Laura Nyro: Eli & The Thirteenth Confession (1968)

It's funny how some music has a weird trajectory in your life. Laura Nyro was one of those singer-songwriters I long associated with the schlock I grew up with -- the Carpenters, Carole King, all the kitschy adult pop my decidedly non-rocking parents used to play when I was a little kid. I don't think they had any Laura Nyro, though for some reason I have memories of hearing "Stoned Soul Picnic" pretty early on. I probably associate the whole vibe most closely with Todd Rundgren's "Hello, It's Me," which captures the sound I found particularly dreadful in my youth and which I was so desperate to leave behind when I discovered rock & roll radio as a 9-year-old in 1975.
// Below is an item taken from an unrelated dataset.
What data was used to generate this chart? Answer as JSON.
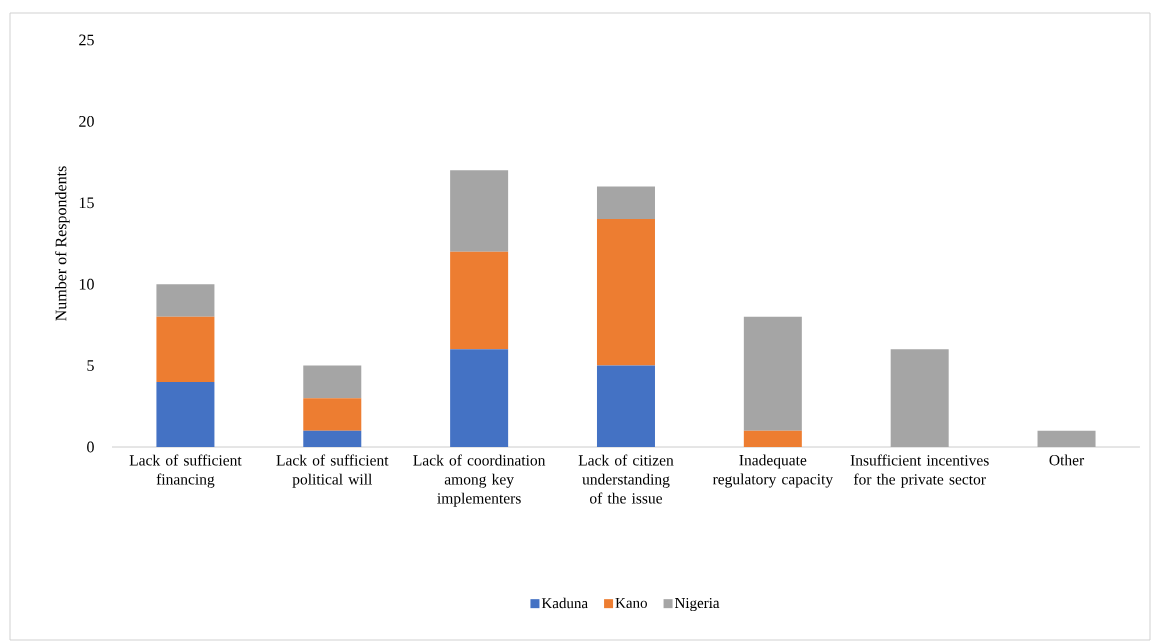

These days, of course, I love (early) Todd Rundgren, appreciating his pop genius; Rundgren based that early sound, in turn, on Laura Nyro, so it was just a matter of time before I gave her another shot.

And damn how I love this album. And while I don't spend much time with her later work (she recorded up until her untimely death from cancer in 1997), which moved into a more middle-of-the-road adult contemporary territory, there is something about Eli I just find magical. Sure, some of it is that weird nostalgia that takes me back to my youth, for better or worse, but it's also a novelty to the sound, an ambitious jazz vibe that complements some of the more straightforward, Carole King-like Brill Building pop-folk impulses, kinda like Joni Mitchell would pick up in the 70s.

Anyway, I imagine this doesn't get a ton of traction with all my more punk and indie-oriented friends, but it's the sort of thing I love to spin up on a Sunday morning.